For the first three days after surgery, you will be on a special bed that turns you continuously, this bed is called a Hill-Rom Sport bed. The turning is done very slowly and you will usually stay in each position for about 15 minutes. This can be adjusted according to your comfort level. The only thing you have to do when being turned is RELAX, and tell us how we can position you more comfortably. Turning keeps you from getting stiff and helps to prevent pressure on your skin which can cause sore spots and the changing of position also helps your lungs stay in good condition.
You will meet your physical therapist the day after your surgery. Your physical therapist will talk to you and your family about moving in bed, sitting, standing and walking. Your therapist will assist you in sitting up on the edge of the bed. You will sit for several minutes to become accustomed to the change in position. The therapist will then help you to stand. You will stand for a few minutes while holding on to something to stabilize yourself. Deep breathing is often helpful when standing for the first time after surgery as it helps to relax your body and keep you calm. Day two is also the day you will begin to walk. The therapist will hold on to you to help keep you steady as you take a few steps. Your therapist will not make you walk farther than you can, but will ask you to set a goal to walk a little farther each time you get out of bed.

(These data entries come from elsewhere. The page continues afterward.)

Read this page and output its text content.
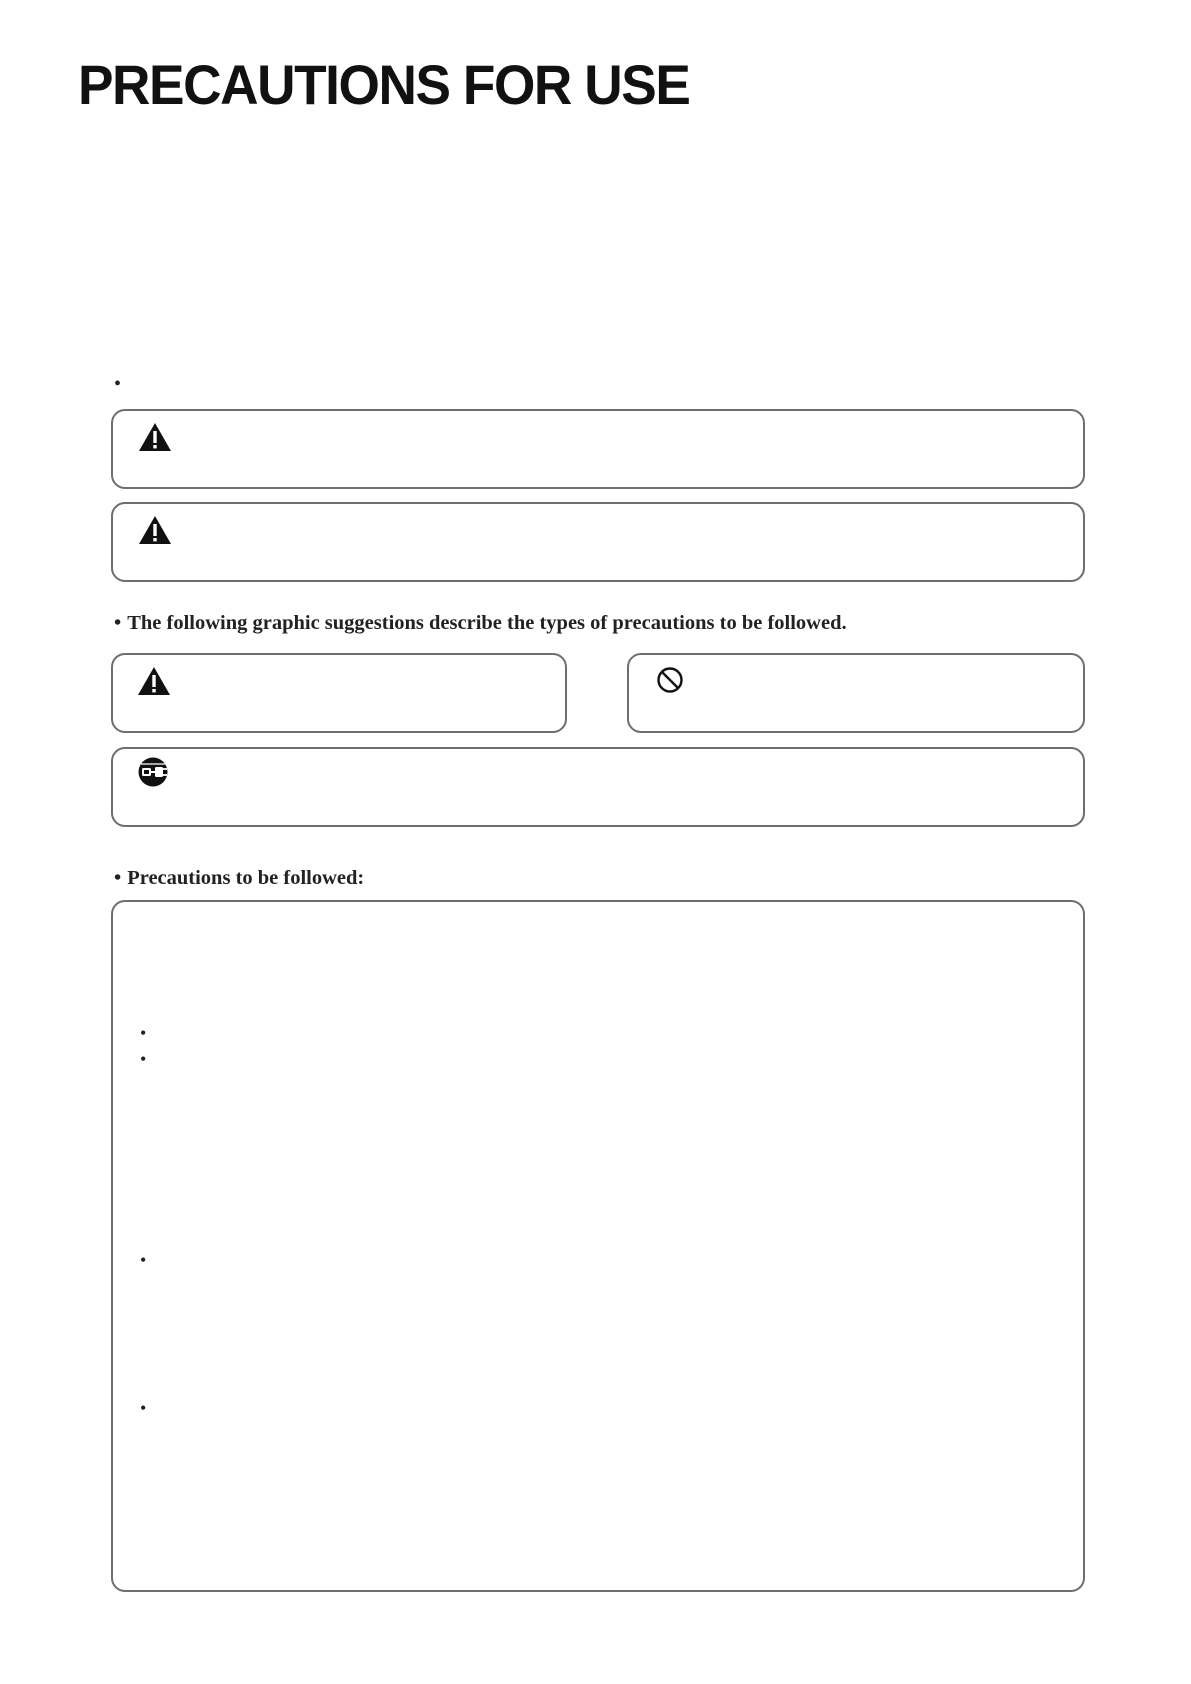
PRECAUTIONS FOR USE
•
• The following graphic suggestions describe the types of precautions to be followed.
• Precautions to be followed:
•
•
•
•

You will be walking more each day and will be able to venture out of your room, walk around the nurses’ station, down the hall, to the activity room located on the third floor, or as far as you can go.
Because the physical therapist will only visit you once or twice a day, your nurse will often be the one helping you to do these things. Try to remember, the key to feeling better faster and returning home sooner, is to get out of bed and keep moving!
Once you are able to get out of bed and walk with the help of your family, you will be able to get up when you want to and soon will no longer need assistance each time you want to go for a walk.